30秒サマリ
- 同じ街路を11人の専門家と繰り返し歩き、「専門知識が注意のフィルターを書き換える」ことを体験的に実証した科学ポップノンフィクション(2013年、Scribner)
- 不注意盲目(inattentional blindness)の研究が示す通り、視野に映っていても約50%の人間がゴリラの着ぐるみに気づかない——「見る」とは能動的な構築行為
- 2014年アメリカ心理学会ウィリアム・ジェームズ図書賞受賞。Goodreads平均3.49/5.0(4,048件)
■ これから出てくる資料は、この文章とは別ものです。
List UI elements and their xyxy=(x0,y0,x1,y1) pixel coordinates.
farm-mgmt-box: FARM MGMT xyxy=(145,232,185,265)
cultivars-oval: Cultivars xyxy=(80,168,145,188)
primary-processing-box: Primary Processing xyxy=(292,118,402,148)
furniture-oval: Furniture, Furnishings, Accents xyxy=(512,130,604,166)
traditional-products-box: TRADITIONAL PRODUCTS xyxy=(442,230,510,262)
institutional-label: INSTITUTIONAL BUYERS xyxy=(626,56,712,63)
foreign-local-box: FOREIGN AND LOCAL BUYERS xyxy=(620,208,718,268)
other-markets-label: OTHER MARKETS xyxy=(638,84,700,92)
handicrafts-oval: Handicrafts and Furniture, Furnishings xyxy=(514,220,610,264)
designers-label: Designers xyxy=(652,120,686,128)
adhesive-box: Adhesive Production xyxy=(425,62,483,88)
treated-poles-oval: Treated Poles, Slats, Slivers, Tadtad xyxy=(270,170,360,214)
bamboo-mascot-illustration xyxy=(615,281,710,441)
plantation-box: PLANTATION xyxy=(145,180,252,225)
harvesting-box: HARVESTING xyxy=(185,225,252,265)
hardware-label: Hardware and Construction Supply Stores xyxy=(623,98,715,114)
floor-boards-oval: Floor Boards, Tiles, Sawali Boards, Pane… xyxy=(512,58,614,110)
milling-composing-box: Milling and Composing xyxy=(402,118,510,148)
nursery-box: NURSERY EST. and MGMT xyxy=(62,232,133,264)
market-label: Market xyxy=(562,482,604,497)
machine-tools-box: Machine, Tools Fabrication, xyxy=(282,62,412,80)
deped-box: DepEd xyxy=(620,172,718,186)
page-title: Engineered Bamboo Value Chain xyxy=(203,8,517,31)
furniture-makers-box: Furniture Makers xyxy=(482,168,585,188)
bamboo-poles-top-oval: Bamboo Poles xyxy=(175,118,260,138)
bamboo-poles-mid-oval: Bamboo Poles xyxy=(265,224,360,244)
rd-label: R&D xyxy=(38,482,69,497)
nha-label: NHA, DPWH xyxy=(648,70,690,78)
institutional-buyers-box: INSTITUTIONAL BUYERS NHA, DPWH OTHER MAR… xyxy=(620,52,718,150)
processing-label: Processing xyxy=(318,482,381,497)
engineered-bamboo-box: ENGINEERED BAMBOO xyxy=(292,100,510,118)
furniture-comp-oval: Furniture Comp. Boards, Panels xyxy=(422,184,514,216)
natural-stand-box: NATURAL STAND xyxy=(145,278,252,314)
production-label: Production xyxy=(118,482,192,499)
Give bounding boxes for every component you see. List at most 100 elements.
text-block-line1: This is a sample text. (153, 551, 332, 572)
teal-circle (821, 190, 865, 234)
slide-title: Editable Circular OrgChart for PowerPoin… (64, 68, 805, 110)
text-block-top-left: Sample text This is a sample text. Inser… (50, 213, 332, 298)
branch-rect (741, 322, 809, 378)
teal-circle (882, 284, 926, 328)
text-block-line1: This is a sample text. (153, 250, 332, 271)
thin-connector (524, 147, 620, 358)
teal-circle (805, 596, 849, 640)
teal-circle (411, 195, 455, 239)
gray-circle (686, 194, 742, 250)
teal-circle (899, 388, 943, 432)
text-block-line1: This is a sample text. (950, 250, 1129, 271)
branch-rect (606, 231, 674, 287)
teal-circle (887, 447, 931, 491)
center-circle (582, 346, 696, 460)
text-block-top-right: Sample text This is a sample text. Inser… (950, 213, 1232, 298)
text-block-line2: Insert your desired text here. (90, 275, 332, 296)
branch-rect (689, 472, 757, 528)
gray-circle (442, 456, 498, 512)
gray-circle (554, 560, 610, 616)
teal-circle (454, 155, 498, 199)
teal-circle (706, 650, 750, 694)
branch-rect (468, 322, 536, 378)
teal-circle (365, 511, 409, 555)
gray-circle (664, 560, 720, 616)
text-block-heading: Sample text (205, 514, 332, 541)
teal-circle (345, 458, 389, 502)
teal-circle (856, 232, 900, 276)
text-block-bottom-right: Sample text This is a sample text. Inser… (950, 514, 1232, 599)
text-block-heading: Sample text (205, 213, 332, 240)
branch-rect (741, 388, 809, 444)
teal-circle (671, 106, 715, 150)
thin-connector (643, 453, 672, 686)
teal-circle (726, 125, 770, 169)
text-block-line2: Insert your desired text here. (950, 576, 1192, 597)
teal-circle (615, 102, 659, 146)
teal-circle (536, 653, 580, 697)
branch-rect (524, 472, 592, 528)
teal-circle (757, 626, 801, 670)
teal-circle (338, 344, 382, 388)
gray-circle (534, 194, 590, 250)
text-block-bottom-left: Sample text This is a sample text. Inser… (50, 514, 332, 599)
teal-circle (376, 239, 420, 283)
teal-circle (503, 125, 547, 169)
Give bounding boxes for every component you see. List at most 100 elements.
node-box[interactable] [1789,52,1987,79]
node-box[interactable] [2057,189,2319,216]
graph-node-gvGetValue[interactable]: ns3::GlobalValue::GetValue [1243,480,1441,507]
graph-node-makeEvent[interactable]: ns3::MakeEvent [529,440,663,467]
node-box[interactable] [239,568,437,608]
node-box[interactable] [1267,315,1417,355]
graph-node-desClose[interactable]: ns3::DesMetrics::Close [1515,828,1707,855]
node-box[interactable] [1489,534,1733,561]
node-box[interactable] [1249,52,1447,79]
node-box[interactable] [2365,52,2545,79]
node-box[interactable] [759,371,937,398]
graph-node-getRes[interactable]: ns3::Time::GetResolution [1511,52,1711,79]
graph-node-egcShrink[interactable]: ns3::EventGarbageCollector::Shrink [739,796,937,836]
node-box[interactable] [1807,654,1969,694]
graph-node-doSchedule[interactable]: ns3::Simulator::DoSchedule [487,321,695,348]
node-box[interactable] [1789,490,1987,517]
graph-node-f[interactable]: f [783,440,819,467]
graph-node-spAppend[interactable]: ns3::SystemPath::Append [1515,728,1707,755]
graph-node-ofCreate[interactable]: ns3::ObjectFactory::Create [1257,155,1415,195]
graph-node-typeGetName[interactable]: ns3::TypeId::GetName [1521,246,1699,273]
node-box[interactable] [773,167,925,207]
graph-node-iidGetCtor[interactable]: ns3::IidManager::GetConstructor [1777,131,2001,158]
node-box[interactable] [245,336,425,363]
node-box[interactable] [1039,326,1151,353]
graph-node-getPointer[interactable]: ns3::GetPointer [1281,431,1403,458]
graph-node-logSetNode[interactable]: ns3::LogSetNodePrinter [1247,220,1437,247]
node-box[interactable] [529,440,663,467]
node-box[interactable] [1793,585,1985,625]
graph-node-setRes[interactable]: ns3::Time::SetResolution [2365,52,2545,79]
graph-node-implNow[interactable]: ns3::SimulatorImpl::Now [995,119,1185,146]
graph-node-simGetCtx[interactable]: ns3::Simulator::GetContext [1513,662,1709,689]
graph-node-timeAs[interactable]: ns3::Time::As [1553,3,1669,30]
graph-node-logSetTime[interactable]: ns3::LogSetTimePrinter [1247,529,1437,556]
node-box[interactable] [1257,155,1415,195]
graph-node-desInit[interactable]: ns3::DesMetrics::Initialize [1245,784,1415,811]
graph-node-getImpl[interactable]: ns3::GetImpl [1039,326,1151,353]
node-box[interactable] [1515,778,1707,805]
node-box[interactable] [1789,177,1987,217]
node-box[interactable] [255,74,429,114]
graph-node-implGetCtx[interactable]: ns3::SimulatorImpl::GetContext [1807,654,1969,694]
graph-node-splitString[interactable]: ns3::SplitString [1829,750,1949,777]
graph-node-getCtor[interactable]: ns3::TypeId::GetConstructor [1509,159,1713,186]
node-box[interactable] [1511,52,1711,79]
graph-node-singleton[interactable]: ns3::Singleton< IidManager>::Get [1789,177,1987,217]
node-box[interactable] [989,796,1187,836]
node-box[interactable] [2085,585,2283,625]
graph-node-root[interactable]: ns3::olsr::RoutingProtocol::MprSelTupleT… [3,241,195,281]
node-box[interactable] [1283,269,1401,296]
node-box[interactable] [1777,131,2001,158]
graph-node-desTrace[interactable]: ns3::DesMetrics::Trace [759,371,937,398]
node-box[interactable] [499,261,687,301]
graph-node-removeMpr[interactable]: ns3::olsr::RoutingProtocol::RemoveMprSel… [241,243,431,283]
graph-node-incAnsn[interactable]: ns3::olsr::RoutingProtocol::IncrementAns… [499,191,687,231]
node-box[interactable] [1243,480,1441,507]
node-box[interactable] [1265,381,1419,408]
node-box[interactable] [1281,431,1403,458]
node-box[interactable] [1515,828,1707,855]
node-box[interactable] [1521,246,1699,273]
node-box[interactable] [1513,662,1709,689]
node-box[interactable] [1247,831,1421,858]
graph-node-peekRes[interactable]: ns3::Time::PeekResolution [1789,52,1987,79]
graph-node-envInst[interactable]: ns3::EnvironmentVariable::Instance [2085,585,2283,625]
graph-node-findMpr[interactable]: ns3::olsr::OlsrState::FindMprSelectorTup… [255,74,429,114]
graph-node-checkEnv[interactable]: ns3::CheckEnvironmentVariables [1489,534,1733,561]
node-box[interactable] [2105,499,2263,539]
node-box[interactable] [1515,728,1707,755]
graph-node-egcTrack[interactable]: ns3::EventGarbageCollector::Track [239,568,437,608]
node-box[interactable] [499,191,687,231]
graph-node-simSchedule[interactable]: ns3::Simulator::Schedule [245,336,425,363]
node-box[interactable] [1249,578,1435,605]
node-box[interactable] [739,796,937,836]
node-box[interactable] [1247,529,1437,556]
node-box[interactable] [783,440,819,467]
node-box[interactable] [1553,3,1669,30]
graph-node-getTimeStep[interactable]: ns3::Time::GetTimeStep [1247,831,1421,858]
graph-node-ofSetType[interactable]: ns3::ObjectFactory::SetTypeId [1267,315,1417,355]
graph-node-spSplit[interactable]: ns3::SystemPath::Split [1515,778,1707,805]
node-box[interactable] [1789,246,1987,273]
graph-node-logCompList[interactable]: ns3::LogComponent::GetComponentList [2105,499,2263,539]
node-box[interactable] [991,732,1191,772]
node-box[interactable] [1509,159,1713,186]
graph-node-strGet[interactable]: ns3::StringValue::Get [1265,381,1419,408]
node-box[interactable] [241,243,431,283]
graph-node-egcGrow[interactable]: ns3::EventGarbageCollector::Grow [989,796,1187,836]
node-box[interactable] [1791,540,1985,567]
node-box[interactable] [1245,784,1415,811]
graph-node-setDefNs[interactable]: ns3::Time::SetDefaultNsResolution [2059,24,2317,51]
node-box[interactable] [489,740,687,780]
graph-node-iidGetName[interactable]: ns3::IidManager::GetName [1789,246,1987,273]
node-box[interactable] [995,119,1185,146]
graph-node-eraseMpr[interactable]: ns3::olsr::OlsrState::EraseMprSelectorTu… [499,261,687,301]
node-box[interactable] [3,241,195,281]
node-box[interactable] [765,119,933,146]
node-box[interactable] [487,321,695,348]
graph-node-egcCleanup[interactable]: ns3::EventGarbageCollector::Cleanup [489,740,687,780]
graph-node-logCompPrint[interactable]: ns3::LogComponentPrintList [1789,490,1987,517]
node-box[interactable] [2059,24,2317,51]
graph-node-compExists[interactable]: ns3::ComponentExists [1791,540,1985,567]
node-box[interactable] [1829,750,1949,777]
- 地質学者・タイポグラファー・感染症医・盲人・音響デザイナーなど多様な専門家が「同じ空間の別の宇宙」を見せてくれる
- 著者は犬の認知科学者でもあり、愛犬との散歩で本書を締めくくる——専門性は人間だけのものではない
背景と知識地図
私たちは毎日同じ街路を歩きながら、その大半を「見ていない」。この直感的な事実を学術的に裏打ちするのが、選択的注意(selective attention:脳が特定の刺激に資源を集中し、それ以外を遮断するメカニズム)の研究群だ [1]。なかでも著名なのが、バスケットボールの試合映像を見せながら別タスクを課すと、画面を横切るゴリラに気づかない被験者が続出するという実験で、不注意盲目(inattentional blindness:注意が別に向いているとき、視野内の顕著な対象さえ知覚されない現象)として定式化された [2]。さらに場面転換をまたいだ変化盲目(change blindness)の研究も合わせ、「見る」行為が受動的な記録ではなく、能動的な構築であることが示されてきた [3]。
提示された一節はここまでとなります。